Although the population rose from 16.2 million in 1960 to 34 million in 1989 and to 39.1 million by 1992, total formal-sector employment remained about the same in the early 1990s as at independence; increases in the labor force were probably absorbed by an increase in the number of subsistence farmers. A lack of new jobs in urban areas would imply a high urban unemployment for the growing populations of the cities (Kinshasa alone added 2 million inhabitants from 1960 to 1984). One estimate placed unemployment in the mid-1980s at 40 percent for Kinshasa and as high as 80 percent for other cities. Only mining towns had unemployment at lower figures.

The government encouraged foreign employers to minimize the number of expatriate employees. As an investment matured, the number of foreign workers was expected to diminish. The government controlled foreign labor through a tax on expatriate salaries and issuance of work and residence permits.

The National Union of Zairian Workers (Union Nationale des Travailleurs Zaïrois--UNTZA), the country's only official trade union until mid-1990 when independent trade unions were legalized, was in reality a branch of the MPR (see Interest Groups , ch. 4). UNTZA employed 1,000 full-time staff members and claimed to represent all Zairian workers. Disputes were settled by a government order that labor and management agree to settlements that were usually compromises between their respective demands. Union militancy was rare. UNTZA rarely, if ever, called strikes. Any work disruptions that occurred were outside the context of the union.

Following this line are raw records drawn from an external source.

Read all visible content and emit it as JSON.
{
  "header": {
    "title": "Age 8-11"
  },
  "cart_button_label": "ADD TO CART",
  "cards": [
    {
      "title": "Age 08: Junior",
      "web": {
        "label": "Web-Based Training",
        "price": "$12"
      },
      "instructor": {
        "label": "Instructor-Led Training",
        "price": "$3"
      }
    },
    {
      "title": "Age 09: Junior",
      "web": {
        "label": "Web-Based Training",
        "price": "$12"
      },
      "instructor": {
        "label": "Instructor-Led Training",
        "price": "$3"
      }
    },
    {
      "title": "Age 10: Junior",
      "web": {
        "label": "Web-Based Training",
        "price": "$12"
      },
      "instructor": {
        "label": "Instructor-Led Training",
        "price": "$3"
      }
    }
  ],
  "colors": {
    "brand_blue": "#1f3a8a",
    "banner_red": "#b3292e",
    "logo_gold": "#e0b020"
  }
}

Mobutu's April 1990 announcement that the country would make a transition to a pluralistic, multiparty political system ended UNTZA's role as the nation's sole trade union, although it remained the most influential union in the early 1990s. Subsequently, some twelve trade unions sprang up, all officially recognized by the government, representing various political constituencies, political parties, and industrial sectors. To protest low wages, trade union pluralism led to more frequent strikes as well as other demonstrations against the government. By 1992, for example, the public-service system had virtually ceased to function. Most public employees, including hospital workers and teachers, were on strike to protest lack of payment by the bankrupt government.